Twenty-two is also the average number of US veterans who take their life EVERY DAY.  Mental illness takes too much away from our world to hide it in the shadows and whisper about it.  If we actively reached out to those around us when they are breaking down rather than let fear of the unknown keep us away, think how many people we could save.  And by extension, how many lives that touch those who are suffering would improve.

Suicide is always relevant, and what leads up to it should be discussed openly and often.  If it were, maybe influential people like Kurt Cobain could inspire us longer.  So, Kurt Cobain can rest now, but the rest of us should not.

9 Comments

  1. I used to have some unsympathetic leanings where it came to Suicide, but as I’ve gotten older, I’ve started to contemplate what circumstances would lead to someone taking their own life. As a result, I’m more measured with my response.

    Hope you’re doing well, Shane.

    1. Thank you for your input, Mr. Cass. It is my hope more people will take a more measured response as well. And yes, things are going along nicely.

      1. You’re welcome. My apologies for mistaking you for someone I knew back in the Day. I had a friend named Shane Dean that I palled around with in Philadelphia when I was stationed there from 89-91. I think he was on the Constellation when she was there for SLEP. Heh, what are the odds? Anyway, Best Wishes.
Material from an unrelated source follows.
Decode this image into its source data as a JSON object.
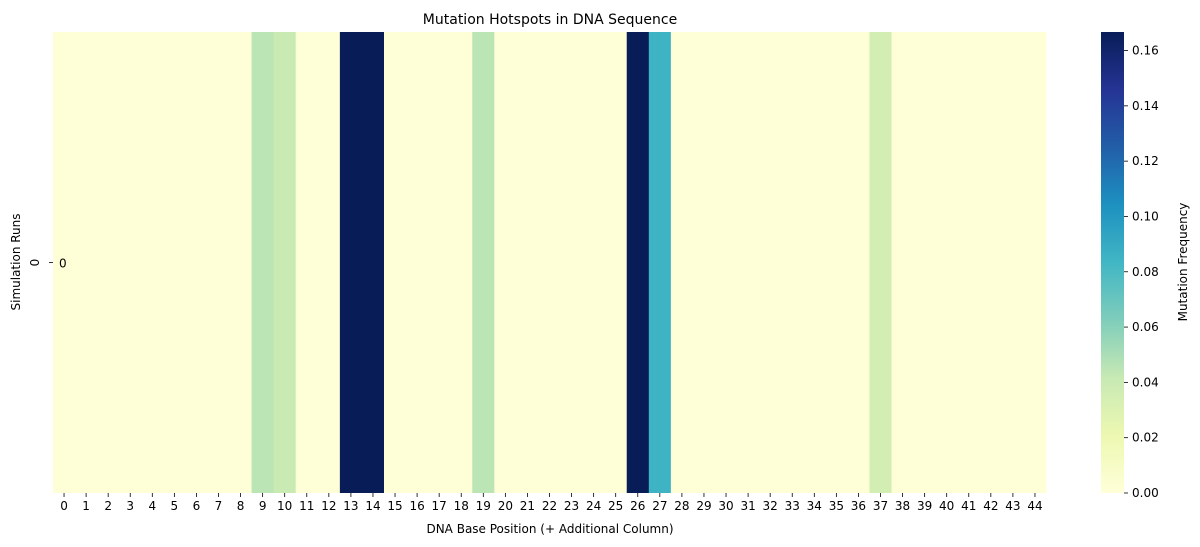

        1. Actually, I am probably who you remembered. I never did say I was or wasn’t I guess. Thought I had.

          1. It’s okay. Old friends, new friends. I’ll take it…heh.

  2. Excellent post Shane thank you if terrifying.

    1. I am going on the assumption that autocorrect put terrifying in that comment, and appreciate your input. This is a subject that is dear to my heart that I think needs more understanding in our world.

      1. I put terrifying not autocorrect.

        1. Silly me! I see what you were going after now.